Al principio con un poco de timidez, y después más abiertamente, lo que acaban por confesar todos los actores es que el rodaje llegó a convertirse en una fiesta. «Aunque fue muy duro por la cantidad de exteriores de noche que rodamos, estábamos muy relajados, nos conocíamos mucho, hasta el punto de que la relación traspasó la pantalla y las escenas se hicieron más vivas», asegura Marina Salas. Es más, el propio director tuvo que tomar cartas en el asunto para que la cosa no se desmadrara: «Había muy buen rollo, y eso favorece el rodaje, pero había momentos en los que tenía que intervenir para que no se convirtiera en una juerga», explica González Molina entre la risas de todo el reparto, que parece adorar al director: no paran de alabarlo y agradecerle su trabajo. «Fer ha sido el gran descubrimiento para mí en esta película», dijo Valverde.

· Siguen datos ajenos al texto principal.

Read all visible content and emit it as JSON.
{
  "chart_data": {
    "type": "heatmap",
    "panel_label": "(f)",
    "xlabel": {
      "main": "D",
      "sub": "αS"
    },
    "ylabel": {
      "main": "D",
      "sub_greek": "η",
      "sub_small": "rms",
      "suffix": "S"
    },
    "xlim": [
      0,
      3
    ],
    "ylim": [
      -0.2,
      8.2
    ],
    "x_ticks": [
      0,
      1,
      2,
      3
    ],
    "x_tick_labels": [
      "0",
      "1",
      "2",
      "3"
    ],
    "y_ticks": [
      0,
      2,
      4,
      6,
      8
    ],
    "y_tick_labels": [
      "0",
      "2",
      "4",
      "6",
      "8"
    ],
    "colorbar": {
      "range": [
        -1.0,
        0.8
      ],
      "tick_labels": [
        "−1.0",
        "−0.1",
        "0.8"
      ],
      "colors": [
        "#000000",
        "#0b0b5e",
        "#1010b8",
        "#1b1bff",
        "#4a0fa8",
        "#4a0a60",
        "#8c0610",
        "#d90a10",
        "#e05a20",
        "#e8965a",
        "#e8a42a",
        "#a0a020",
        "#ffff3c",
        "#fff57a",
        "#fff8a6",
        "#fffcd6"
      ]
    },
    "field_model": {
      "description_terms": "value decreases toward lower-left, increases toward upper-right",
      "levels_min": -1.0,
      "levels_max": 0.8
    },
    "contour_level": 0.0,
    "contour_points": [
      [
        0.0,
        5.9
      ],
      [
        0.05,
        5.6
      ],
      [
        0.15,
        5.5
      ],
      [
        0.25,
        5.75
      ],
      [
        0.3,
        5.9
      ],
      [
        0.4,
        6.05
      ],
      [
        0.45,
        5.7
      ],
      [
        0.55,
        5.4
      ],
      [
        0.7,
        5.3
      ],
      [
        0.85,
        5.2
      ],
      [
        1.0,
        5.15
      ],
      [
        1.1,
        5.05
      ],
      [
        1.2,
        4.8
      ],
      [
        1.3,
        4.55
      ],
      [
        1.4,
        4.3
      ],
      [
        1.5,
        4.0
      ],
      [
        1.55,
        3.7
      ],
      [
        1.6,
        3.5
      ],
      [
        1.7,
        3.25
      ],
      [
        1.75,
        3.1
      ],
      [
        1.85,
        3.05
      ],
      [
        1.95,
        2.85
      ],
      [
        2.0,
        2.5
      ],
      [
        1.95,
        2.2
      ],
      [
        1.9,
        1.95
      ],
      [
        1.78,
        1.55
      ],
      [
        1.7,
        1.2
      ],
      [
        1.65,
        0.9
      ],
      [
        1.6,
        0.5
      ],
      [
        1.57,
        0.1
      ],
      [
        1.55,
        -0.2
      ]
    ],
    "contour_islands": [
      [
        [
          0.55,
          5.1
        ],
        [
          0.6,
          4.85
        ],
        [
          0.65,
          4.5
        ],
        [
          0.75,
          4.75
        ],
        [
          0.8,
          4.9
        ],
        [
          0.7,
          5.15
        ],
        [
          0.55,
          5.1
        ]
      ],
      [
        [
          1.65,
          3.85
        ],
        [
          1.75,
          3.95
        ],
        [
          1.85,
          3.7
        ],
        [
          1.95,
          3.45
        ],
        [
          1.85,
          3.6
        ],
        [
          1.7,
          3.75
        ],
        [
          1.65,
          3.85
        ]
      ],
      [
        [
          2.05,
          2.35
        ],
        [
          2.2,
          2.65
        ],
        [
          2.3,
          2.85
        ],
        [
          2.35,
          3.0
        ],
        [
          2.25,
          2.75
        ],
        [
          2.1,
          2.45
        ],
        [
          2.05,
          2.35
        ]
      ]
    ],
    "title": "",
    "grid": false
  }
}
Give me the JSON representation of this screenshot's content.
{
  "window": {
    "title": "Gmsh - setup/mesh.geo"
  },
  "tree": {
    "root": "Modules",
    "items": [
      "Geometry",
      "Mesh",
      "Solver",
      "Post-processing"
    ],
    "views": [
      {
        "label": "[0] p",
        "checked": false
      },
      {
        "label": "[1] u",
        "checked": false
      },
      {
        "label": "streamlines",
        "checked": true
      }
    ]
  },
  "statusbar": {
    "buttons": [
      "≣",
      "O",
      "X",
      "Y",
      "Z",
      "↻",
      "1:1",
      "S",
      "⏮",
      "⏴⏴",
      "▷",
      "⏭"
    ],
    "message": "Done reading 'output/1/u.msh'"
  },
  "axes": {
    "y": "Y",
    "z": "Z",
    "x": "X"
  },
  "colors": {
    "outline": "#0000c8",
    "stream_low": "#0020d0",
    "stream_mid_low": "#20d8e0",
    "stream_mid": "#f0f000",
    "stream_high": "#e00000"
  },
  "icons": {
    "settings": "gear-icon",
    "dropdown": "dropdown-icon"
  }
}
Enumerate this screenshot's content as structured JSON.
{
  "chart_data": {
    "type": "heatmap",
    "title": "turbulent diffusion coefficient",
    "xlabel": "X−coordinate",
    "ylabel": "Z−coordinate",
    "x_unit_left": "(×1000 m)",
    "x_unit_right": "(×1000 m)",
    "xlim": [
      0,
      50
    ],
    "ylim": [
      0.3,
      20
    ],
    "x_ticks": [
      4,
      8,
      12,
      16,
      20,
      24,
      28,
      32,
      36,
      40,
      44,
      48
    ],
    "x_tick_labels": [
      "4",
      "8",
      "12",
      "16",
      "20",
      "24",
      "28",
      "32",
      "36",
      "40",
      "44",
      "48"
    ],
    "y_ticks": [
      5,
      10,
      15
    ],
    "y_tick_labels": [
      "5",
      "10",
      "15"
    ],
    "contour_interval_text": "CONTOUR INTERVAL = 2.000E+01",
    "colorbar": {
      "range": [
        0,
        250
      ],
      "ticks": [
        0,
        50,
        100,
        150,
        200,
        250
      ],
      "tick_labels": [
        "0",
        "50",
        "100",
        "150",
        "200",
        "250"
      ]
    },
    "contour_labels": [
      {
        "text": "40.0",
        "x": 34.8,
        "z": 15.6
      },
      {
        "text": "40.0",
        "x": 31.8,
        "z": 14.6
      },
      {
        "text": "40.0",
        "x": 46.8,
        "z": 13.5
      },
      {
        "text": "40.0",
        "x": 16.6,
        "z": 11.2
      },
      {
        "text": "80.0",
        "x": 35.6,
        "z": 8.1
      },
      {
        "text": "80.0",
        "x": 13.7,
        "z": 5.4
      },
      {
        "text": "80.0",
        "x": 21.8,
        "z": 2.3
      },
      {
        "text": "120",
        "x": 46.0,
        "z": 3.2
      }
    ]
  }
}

Tras el esfuerzo, el equipo está muy ilusionado con el estreno de la cinta: «Muchos de los que participaron en las escenas de las carreras de motos y de las fiestas no son actores. Estamos deseando que la vean. Hace mucho tiempo que no veo ninguna así», explica Cervantes.
Según el productor, Paco Ramos, «todos repetirán en la segunda parte de la película», basada en la siguiente novela de Moccia, «Tengo ganas de ti». «Ramón Salazar –que también firma el guión de la primera–, ya está trabajando en ella», comenta Ramos. La historia transcurre un año después y aparece un nuevo personaje femenino. Sin embargo, según Casas habrá que esforzarse un poco más en al adaptación de esta novela: «Creo que pierde bastante fuerza, habrá que hacer cambios para mantener el nivel», dice el actor, a quien veremos mucho en la pantalla durante los próximos meses: dos películas tiene todavía por estrenar, «La mula» y «Carne de neón», además de la serie de televisión «El barco».


Con causa
No es difícil hallar referentes cinematográficos para «Tres metros sobre el cielo», como «Grease» y «Rebelde sin causa» (en la imagen, sus protagonistas, James Dean y Natalie Wood). Pero a Mario Casas no le gustan mucho estos referentes: «Parece que te comparas con gente muy grande. De todas maneras, me gustó ver "Un tranvía llamado deseo", "Rebeldes" y "Romeo y Julieta", la de DiCaprio, antes de hacer esta película», confiesa el actor.